Saks Global is entering 2026 with a major leadership shakeup, as Executive Chairman Richard Baker steps in as Chief Executive Officer and long-time leader Marc Metrick exits amid mounting financial pressure and bankruptcy speculation. The move comes just days after reports that Saks Global missed an interest payment of more than $100 million tied to debt from its 2024 Neiman Marcus acquisition and is preparing a potential Chapter 11 filing.
Richard Baker takes the helm
In its January 2, 2026 announcement from New York, Saks Global confirmed that “Across Saks Global, with our deep industry expertise, well-established relationships within the luxury sector, and talented employees, we will strengthen our position so that we can capitalize on the many opportunities we see for our company in the luxury market” while continuing as Executive Chairman.
The company describes Saks Global as “the largest multi-brand luxury retailer in the world,” with a portfolio that includes Saks Fifth Avenue, Neiman Marcus, Bergdorf Goodman, Saks OFF 5TH, Last Call, and Horchow, spanning 70 full-line luxury locations, additional off-price stores, and five distinct e-commerce experiences. Richard Baker said, “I look forward to continuing to work with our highly experienced management team, valued partners, and other stakeholders to secure a strong and stable future for our company. Across Saks Global, with our deep industry expertise, well-established relationships within the luxury sector, and talented employees, we will strengthen our position so that we can capitalize on the many opportunities we see for our company in the luxury market.”
Marc Metrick exits after nearly three decades
“After nearly three decades with Saks, I will be stepping down as Chief Executive Officer,” said Marc Metrick, framing the move as reflecting his desire to pursue new opportunities. Marc said he began his career at Saks in 1995, served in many roles across merchandising, marketing, and strategy, and, from 2015, led Saks Fifth Avenue, including through the creation of Saks.com as a leading luxury e-commerce platform.

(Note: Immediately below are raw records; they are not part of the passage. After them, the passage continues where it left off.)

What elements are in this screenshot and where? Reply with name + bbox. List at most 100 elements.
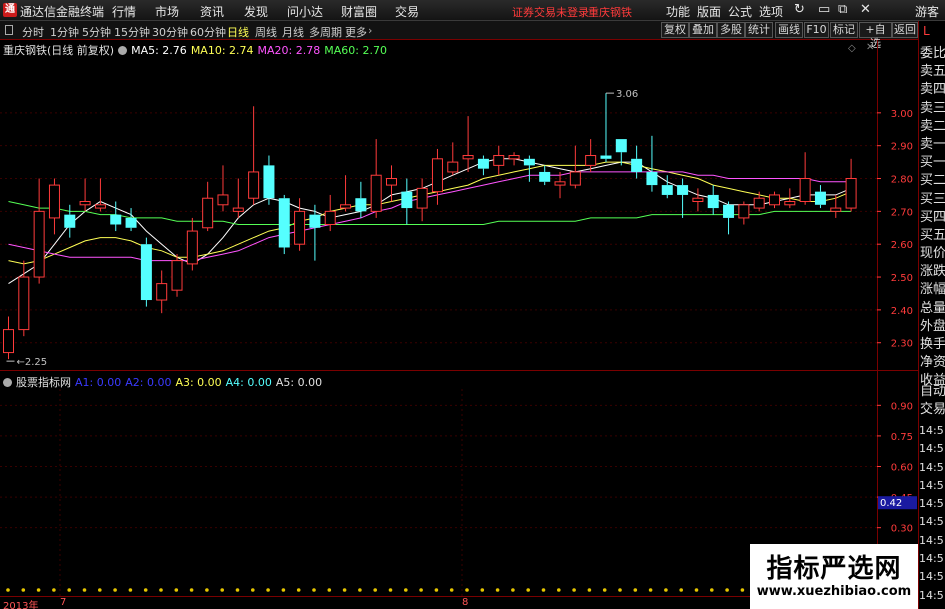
candle-body bbox=[707, 194, 719, 209]
candle-body bbox=[217, 194, 229, 206]
candle-46 bbox=[707, 185, 719, 215]
current-value-label: 0.42 bbox=[880, 498, 902, 509]
candle-body bbox=[569, 171, 581, 186]
candle-body bbox=[508, 155, 520, 160]
candle-34 bbox=[523, 155, 535, 182]
time-dot bbox=[251, 588, 255, 592]
candle-53 bbox=[814, 185, 826, 209]
quote-field-14: 总量 bbox=[920, 300, 945, 316]
candle-39 bbox=[600, 93, 612, 163]
main-tick-label-0: 3.00 bbox=[891, 109, 913, 120]
trade-time-5: 14:5 bbox=[919, 515, 944, 529]
candle-body bbox=[723, 204, 735, 218]
a1-label: A1: 0.00 bbox=[75, 376, 122, 389]
candle-13 bbox=[202, 181, 214, 232]
candle-body bbox=[94, 204, 106, 209]
candle-body bbox=[171, 260, 183, 291]
quote-field-15: 外盘 bbox=[920, 318, 945, 334]
candle-14 bbox=[217, 165, 229, 212]
candle-body bbox=[263, 165, 275, 199]
expand-diamond-icon[interactable]: ◇ bbox=[848, 43, 856, 54]
candle-17 bbox=[263, 155, 275, 205]
candle-body bbox=[539, 171, 551, 182]
candle-28 bbox=[431, 148, 443, 205]
candle-9 bbox=[140, 237, 152, 307]
stock-label: 重庆钢铁(日线 前复权) bbox=[3, 44, 115, 57]
candle-24 bbox=[370, 139, 382, 218]
sub-tick-label-1: 0.75 bbox=[891, 432, 913, 443]
trade-time-8: 14:5 bbox=[919, 570, 944, 584]
time-dot bbox=[602, 588, 607, 592]
watermark: 指标严选网 www.xuezhibiao.com bbox=[750, 544, 918, 609]
main-tick-label-4: 2.60 bbox=[891, 240, 913, 251]
candle-body bbox=[79, 201, 91, 206]
candle-18 bbox=[278, 194, 290, 255]
candle-body bbox=[309, 214, 321, 228]
time-dot bbox=[6, 588, 10, 592]
candle-38 bbox=[585, 139, 597, 172]
quote-field-2: 卖四 bbox=[920, 82, 945, 98]
time-dot bbox=[618, 588, 622, 592]
candle-body bbox=[447, 161, 459, 173]
candle-2 bbox=[33, 178, 45, 284]
candle-body bbox=[615, 139, 627, 153]
quote-field-13: 涨幅 bbox=[920, 282, 945, 298]
candle-54 bbox=[830, 194, 842, 218]
main-tick-label-2: 2.80 bbox=[891, 175, 913, 186]
candle-32 bbox=[493, 145, 505, 176]
candle-12 bbox=[186, 217, 198, 271]
candle-body bbox=[202, 197, 214, 229]
candle-37 bbox=[569, 145, 581, 189]
candle-body bbox=[738, 204, 750, 219]
settings-dot-icon[interactable] bbox=[118, 46, 128, 55]
time-dot bbox=[281, 588, 286, 592]
auto-trade-field-0: 自动 bbox=[920, 384, 945, 399]
quote-field-5: 卖一 bbox=[920, 136, 945, 152]
quote-field-12: 涨跌 bbox=[920, 264, 945, 280]
trade-time-9: 14:5 bbox=[919, 588, 944, 602]
time-dot bbox=[205, 588, 209, 592]
candle-body bbox=[110, 214, 122, 225]
candle-36 bbox=[554, 171, 566, 199]
main-tick-label-7: 2.30 bbox=[891, 339, 913, 350]
candle-body bbox=[493, 155, 505, 166]
candle-50 bbox=[769, 191, 780, 209]
time-dot bbox=[82, 588, 87, 592]
quote-field-0: 委比 bbox=[920, 46, 945, 61]
trade-time-3: 14:5 bbox=[919, 478, 944, 492]
time-dot bbox=[342, 588, 347, 592]
chart-canvas: 3.06 ←2.25 3.00 2.90 2.80 2.70 2.60 2.50 2.40 2.… bbox=[0, 40, 918, 597]
time-dot bbox=[312, 588, 316, 592]
panel-letter[interactable]: L bbox=[923, 24, 930, 38]
candle-body bbox=[631, 158, 643, 172]
close-panel-icon[interactable]: ✕ bbox=[866, 42, 874, 53]
time-dot bbox=[694, 588, 699, 592]
candle-44 bbox=[677, 178, 689, 218]
quote-field-3: 卖三 bbox=[920, 100, 945, 116]
candle-41 bbox=[631, 145, 643, 179]
candle-22 bbox=[340, 175, 352, 212]
time-dot bbox=[725, 588, 729, 592]
candle-4 bbox=[64, 204, 76, 238]
candle-47 bbox=[723, 201, 735, 235]
time-dot bbox=[465, 588, 469, 592]
time-dot bbox=[679, 588, 683, 592]
quote-field-list: 委比 卖五 卖四 卖三 卖二 卖一 买一 买二 买三 买四 买五 现价 涨跌 涨幅 总量 外盘 换手 净资 收益 bbox=[920, 45, 945, 391]
candle-body bbox=[48, 184, 60, 219]
time-dot bbox=[388, 588, 393, 592]
time-dot bbox=[526, 588, 530, 592]
sub-tick-label-4: 0.30 bbox=[891, 524, 913, 535]
indicator-dot-icon[interactable] bbox=[3, 378, 12, 387]
time-dot bbox=[358, 588, 362, 592]
candle-6 bbox=[94, 178, 106, 212]
indicator-label[interactable]: 股票指标网 bbox=[16, 376, 71, 389]
time-dot bbox=[480, 588, 485, 592]
guest-label[interactable]: 游客 bbox=[915, 3, 939, 20]
ma10-label: MA10: 2.74 bbox=[190, 44, 254, 57]
candle-body bbox=[33, 210, 45, 278]
candle-body bbox=[355, 198, 367, 212]
time-dot bbox=[648, 588, 653, 592]
time-dot bbox=[572, 588, 576, 592]
candle-body bbox=[477, 158, 489, 169]
candle-body bbox=[340, 204, 352, 209]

External reporting notes that he became CEO of Saks Fifth Avenue in 2021, then CEO of Saks Global in 2024, guiding the integration of Saks Fifth Avenue, Neiman Marcus, and Bergdorf Goodman into a single holding company. In the transition announcement, Richard Baker said, “Marc has been a valued leader at Saks for many years, helping to drive significant transformation and growth while solidifying the company’s enduring position in luxury. We thank Marc for his leadership and dedication and wish him continued success in his next chapter”.
Leadership change amid bankruptcy concerns
The timing of the CEO handover is drawing intense scrutiny because it coincides with escalating reports that Saks Global is on the brink of seeking bankruptcy protection after missing an interest payment of more than $100 million on debt tied to the Neiman Marcus merger.
Media outlets, including The Wall Street Journal, CNBC, and Reuters, have reported that the missed payment pushed Saks Global into a grace period and that the company is preparing a potential Chapter 11 filing to restructure its debt load.
What this means for luxury retail
For luxury brands and landlords, the CEO transition underscores how much is at stake in Saks Global’s restructuring. The group controls marquee names like Saks Fifth Avenue, Neiman Marcus, and Bergdorf Goodman, as well as nearly 13 million square feet of prime U.S. retail real estate under Saks Global Properties & Investments.
Any court-supervised process led by Richard Baker could involve renegotiating leases, selling stakes in flagship buildings, or reshaping how these heritage banners operate both offline and online.
For now, Saks Global is emphasizing continuity—pointing to its Art of You strategy, its five e-commerce platforms, and its ability to personalize luxury shopping through what it describes as the most comprehensive luxury customer data platform in North America. But with Marc Metrick stepping away after almost three decades and the company openly under financial strain, the choice to consolidate power in Richard Baker’s hands signals that the next moves—whether bankruptcy, refinancing, asset sales, or store optimization—will be driven directly from the top of the ownership structure rather than through a standalone operating CEO.